Fed/Bear Stearns
Eine schwierige Bärenjagd

Natürlich würde der Chairman der US-Notenbank Fed, Ben Bernanke, die Vorgänge um Bear Stearns niemals als Rettung darstellen. Aber er argumentiert, das Problem der Investmentbank sei die Liquidität und nicht das Kapital gewesen. Und unter weniger instabilen Marktverhältnissen hätte die Fed das Institut vielleicht seinem Untergang überlassen. Solche Nuancen unterstreichen die Herausforderungen, vor denen die Aufsichtsbehörden stehen.

Es war richtig, dass die US-Notenbank Federal Reserve die Rettung von Bear Stearns durch JPMorgan eingefädelt hat.
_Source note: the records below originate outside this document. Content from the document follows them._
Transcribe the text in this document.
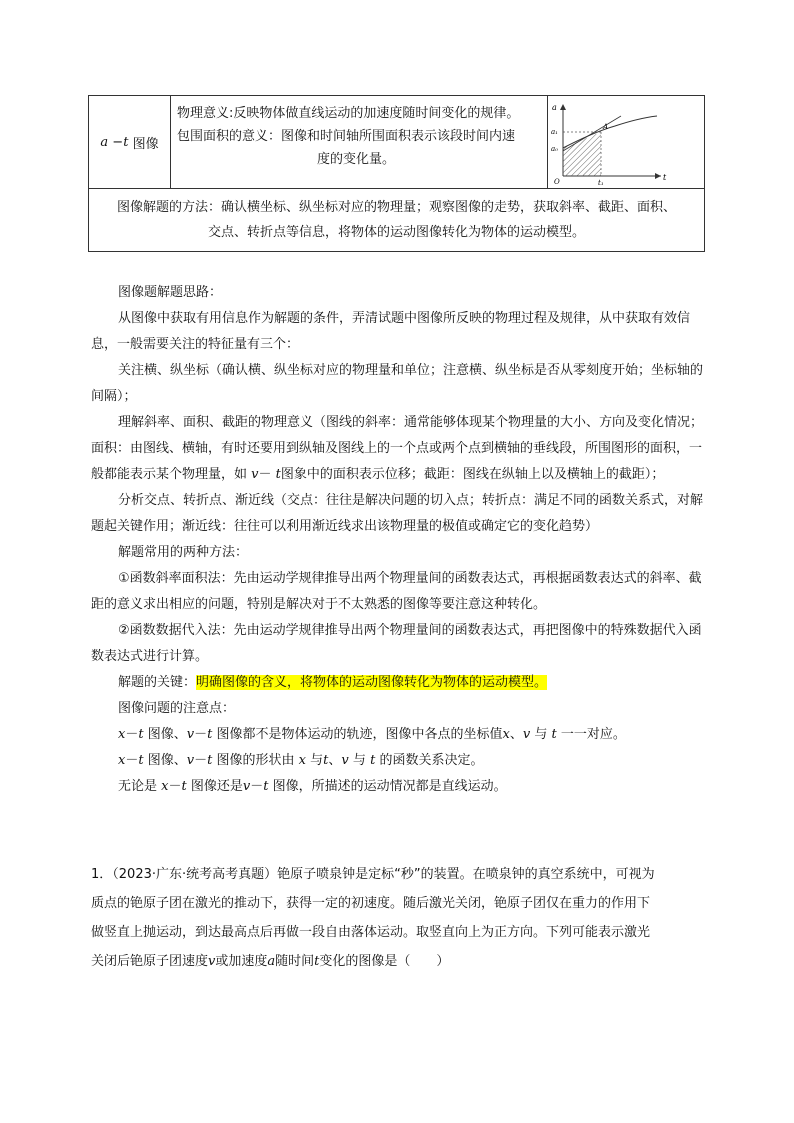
a − t 图像

物理意义:反映物体做直线运动的加速度随时间变化的规律。

包围面积的意义：图像和时间轴所围面积表示该段时间内速

度的变化量。

a
t
O
a₁
a₀
t₁
A

图像解题的方法：确认横坐标、纵坐标对应的物理量；观察图像的走势，获取斜率、截距、面积、

交点、转折点等信息，将物体的运动图像转化为物体的运动模型。

图像题解题思路：

从图像中获取有用信息作为解题的条件，弄清试题中图像所反映的物理过程及规律，从中获取有效信息，一般需要关注的特征量有三个：

关注横、纵坐标（确认横、纵坐标对应的物理量和单位；注意横、纵坐标是否从零刻度开始；坐标轴的间隔）；

理解斜率、面积、截距的物理意义（图线的斜率：通常能够体现某个物理量的大小、方向及变化情况；面积：由图线、横轴，有时还要用到纵轴及图线上的一个点或两个点到横轴的垂线段，所围图形的面积，一般都能表示某个物理量，如 v－ t图象中的面积表示位移；截距：图线在纵轴上以及横轴上的截距）；

分析交点、转折点、渐近线（交点：往往是解决问题的切入点；转折点：满足不同的函数关系式，对解题起关键作用；渐近线：往往可以利用渐近线求出该物理量的极值或确定它的变化趋势）

解题常用的两种方法：

①函数斜率面积法：先由运动学规律推导出两个物理量间的函数表达式，再根据函数表达式的斜率、截距的意义求出相应的问题，特别是解决对于不太熟悉的图像等要注意这种转化。

②函数数据代入法：先由运动学规律推导出两个物理量间的函数表达式，再把图像中的特殊数据代入函数表达式进行计算。

解题的关键：明确图像的含义，将物体的运动图像转化为物体的运动模型。

图像问题的注意点：

x－t 图像、v－t 图像都不是物体运动的轨迹，图像中各点的坐标值x、v 与 t 一一对应。

x－t 图像、v－t 图像的形状由 x 与t、v 与 t 的函数关系决定。

无论是 x－t 图像还是v－t 图像，所描述的运动情况都是直线运动。

1．（2023·广东·统考高考真题）铯原子喷泉钟是定标“秒”的装置。在喷泉钟的真空系统中，可视为

质点的铯原子团在激光的推动下，获得一定的初速度。随后激光关闭，铯原子团仅在重力的作用下

做竖直上抛运动，到达最高点后再做一段自由落体运动。取竖直向上为正方向。下列可能表示激光

关闭后铯原子团速度v或加速度a随时间t变化的图像是（　　）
Diese Meinung vertrat der Fed-Chairman Ben Bernanke am Mittwoch bei einer Anhörung vor dem US-Kongress. Es habe sich nicht um eine Rettung gehandelt, schließlich hätten die Bear-Aktionäre fast alles verloren. Aber die Zwischentöne der Analyse des Notenbankchefs unterstreichen die Herausforderungen, vor denen die Aufsichtsbehörden stehen.

Da geht es zunächst einmal um die Frage der Rettung. Es stimmt schon, dass die Aktionäre von Bear Stearns sehr wenig abbekommen haben. Allerdings waren die etwa zehn Dollar je Aktie doch eine ganze Menge mehr als der ursprünglich von der Fed empfohlene Deal über zwei Dollar je Aktie. Aber es besteht kein Zweifel, dass die Gläubiger von Bear tatsächlich gerettet worden sind. Und das ist genau das, was die US-Zentralbank auch beabsichtigt hatte. Sie wollte verhindern, dass systemische Dominosteine umkippen, während das Netz der Gegenparteien von Bear sich mit deren Pleite hätte herumschlagen müssen, die ohne die Intervention der Fed unvermeidlich gewesen wäre.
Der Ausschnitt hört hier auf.